Los Angeles Police Department.
He picked up the phone. Before answering, he said, “They’re returning my call.”
Quinn drove as she listened to his side of the conversation. When he disconnected, she asked, “Is everything all right?”
“That was Detective Warren. He was one of the leads on my case. I called him a few days ago with a question. He had to go back and look at the files before he could give me an answer.”
Quinn glanced over at him.
“Remember the dream I told you about? About the bathroom door being locked? I had it again, but it went further. I had a key to the door, and I unlocked it.” He rubbed a hand over his jaw. “Something kept telling me it wasn’t just a dream. I asked the detective if there was a key recovered at the scene. It turns out there was a key in the bathroom door’s lock. It’s visible in the forensics photos.”
Her stomach fluttered.
“I kept that key in a drawer of the nightstand. It’s a master key that fits all the interior doors. Which means I must’ve used it to get in.”
She recalled Mark’s observation that it wouldn’t have been possible for Bianca Rossi to close and lock the door in her condition.

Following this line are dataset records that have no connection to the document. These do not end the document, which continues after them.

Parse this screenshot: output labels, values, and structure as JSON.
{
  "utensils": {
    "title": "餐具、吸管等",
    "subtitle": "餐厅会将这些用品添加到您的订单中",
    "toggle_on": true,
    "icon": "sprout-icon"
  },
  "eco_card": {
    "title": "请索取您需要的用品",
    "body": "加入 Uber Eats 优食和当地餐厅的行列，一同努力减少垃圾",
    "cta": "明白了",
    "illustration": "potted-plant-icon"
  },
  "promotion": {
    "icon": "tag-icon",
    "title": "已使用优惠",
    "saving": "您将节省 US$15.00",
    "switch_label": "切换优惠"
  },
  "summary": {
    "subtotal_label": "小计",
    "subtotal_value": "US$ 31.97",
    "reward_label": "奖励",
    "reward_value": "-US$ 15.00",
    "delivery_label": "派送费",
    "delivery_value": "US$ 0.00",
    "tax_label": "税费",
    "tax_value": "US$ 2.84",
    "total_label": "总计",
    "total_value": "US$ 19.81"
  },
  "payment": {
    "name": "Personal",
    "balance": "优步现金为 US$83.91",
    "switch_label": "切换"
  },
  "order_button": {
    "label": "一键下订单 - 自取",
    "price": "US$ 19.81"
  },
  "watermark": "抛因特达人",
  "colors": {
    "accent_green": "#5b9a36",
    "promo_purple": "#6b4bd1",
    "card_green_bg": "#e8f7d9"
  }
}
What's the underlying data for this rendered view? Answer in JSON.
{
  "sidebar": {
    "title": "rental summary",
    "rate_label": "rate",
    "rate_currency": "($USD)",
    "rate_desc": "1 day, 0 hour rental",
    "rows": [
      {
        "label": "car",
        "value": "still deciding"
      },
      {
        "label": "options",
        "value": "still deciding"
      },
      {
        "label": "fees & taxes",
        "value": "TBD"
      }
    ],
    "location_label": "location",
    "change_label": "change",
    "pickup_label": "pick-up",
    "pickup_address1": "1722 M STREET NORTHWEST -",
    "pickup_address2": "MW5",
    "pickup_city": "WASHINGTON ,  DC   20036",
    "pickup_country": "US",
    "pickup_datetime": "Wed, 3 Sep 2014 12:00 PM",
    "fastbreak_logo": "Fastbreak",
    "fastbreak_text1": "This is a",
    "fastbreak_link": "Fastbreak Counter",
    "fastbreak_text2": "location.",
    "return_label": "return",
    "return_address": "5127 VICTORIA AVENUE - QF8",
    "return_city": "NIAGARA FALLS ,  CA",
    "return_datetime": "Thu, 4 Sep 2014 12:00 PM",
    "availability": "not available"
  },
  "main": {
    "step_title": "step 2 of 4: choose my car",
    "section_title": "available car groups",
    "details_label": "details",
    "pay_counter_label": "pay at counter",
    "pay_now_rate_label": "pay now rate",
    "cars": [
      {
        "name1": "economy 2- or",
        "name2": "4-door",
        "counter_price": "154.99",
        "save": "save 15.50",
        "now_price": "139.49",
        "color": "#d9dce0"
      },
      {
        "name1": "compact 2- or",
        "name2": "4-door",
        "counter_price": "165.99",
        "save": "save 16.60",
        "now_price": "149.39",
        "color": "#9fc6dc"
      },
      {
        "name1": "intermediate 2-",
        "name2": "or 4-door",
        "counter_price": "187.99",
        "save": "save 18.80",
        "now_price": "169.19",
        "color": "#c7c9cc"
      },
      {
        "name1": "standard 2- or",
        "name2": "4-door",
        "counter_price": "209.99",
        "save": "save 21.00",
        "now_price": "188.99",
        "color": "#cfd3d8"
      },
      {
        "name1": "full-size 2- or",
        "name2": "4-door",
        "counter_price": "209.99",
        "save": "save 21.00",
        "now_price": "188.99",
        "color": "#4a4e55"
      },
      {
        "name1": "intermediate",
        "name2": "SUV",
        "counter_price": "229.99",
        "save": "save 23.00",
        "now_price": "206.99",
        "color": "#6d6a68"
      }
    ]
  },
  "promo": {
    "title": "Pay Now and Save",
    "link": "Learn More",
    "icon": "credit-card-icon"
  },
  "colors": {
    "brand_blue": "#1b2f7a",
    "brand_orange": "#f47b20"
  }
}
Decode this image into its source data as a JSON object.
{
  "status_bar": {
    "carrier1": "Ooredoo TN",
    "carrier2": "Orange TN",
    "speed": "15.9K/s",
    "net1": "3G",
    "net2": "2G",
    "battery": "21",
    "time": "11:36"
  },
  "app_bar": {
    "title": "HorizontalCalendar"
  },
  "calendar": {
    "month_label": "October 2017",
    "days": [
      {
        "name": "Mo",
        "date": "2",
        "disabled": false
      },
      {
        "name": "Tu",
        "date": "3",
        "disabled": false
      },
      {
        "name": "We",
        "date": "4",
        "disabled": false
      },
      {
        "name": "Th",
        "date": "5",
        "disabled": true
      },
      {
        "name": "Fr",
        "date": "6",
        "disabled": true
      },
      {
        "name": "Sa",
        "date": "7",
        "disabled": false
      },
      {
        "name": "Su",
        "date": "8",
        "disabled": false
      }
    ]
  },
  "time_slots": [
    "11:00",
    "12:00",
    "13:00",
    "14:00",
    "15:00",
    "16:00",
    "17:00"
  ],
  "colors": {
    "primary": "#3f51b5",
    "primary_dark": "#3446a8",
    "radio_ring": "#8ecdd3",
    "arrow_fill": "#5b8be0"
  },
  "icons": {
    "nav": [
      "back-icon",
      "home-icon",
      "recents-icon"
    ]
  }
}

Carter’s thinking must have
been on the same wavelength, because he said, “I think Kelsey Dobbins was in the bathroom all along. She locked the door. The bathroom’s pretty big, and she could’ve been hiding in there.”
Quinn was confused. “Which would mean what, exactly?”
“That she locked the door to keep me out.” He hesitated, seeming to measure his thoughts. “She didn’t want me to see what she’d done. But when I got inside, she had no choice but to attack me, too. She couldn’t escape without me seeing her, and I would’ve been able to identify her.”
“So, you’re saying she stabbed Bianca out of jealousy? That she never planned to hurt you?”
“I don’t know.” He sighed softly. “I’m not sure any of this matters. Dobbins still did what she did. But maybe it means some of my memory really is returning.”
The skies had grown darker. Although the forecast had indicated the rain was on its way out, fat drops splattered the windshield. “Are you sure that’s something you want?” Quinn asked.
“I didn’t say I want it. I just said it might be happening.”
Chapter Twenty
The engagement party had begun winding down inside as Carter located Quinn in the courtyard of the Charleston mansion. She had been with him for most of the evening, but had slipped away at some point when he had been in discussion with other guests. He had wandered the residence’s well-appointed rooms until spotting her through the window of Anders’s wood-paneled study.
Arriving at the edge of the formal garden, he stilled. Quinn wore the lavender cocktail dress she had bought several days ago when they had gone into Charleston together to find suitable attire for the dinner. The dress set off her auburn waves and porcelain skin and melded against her curves.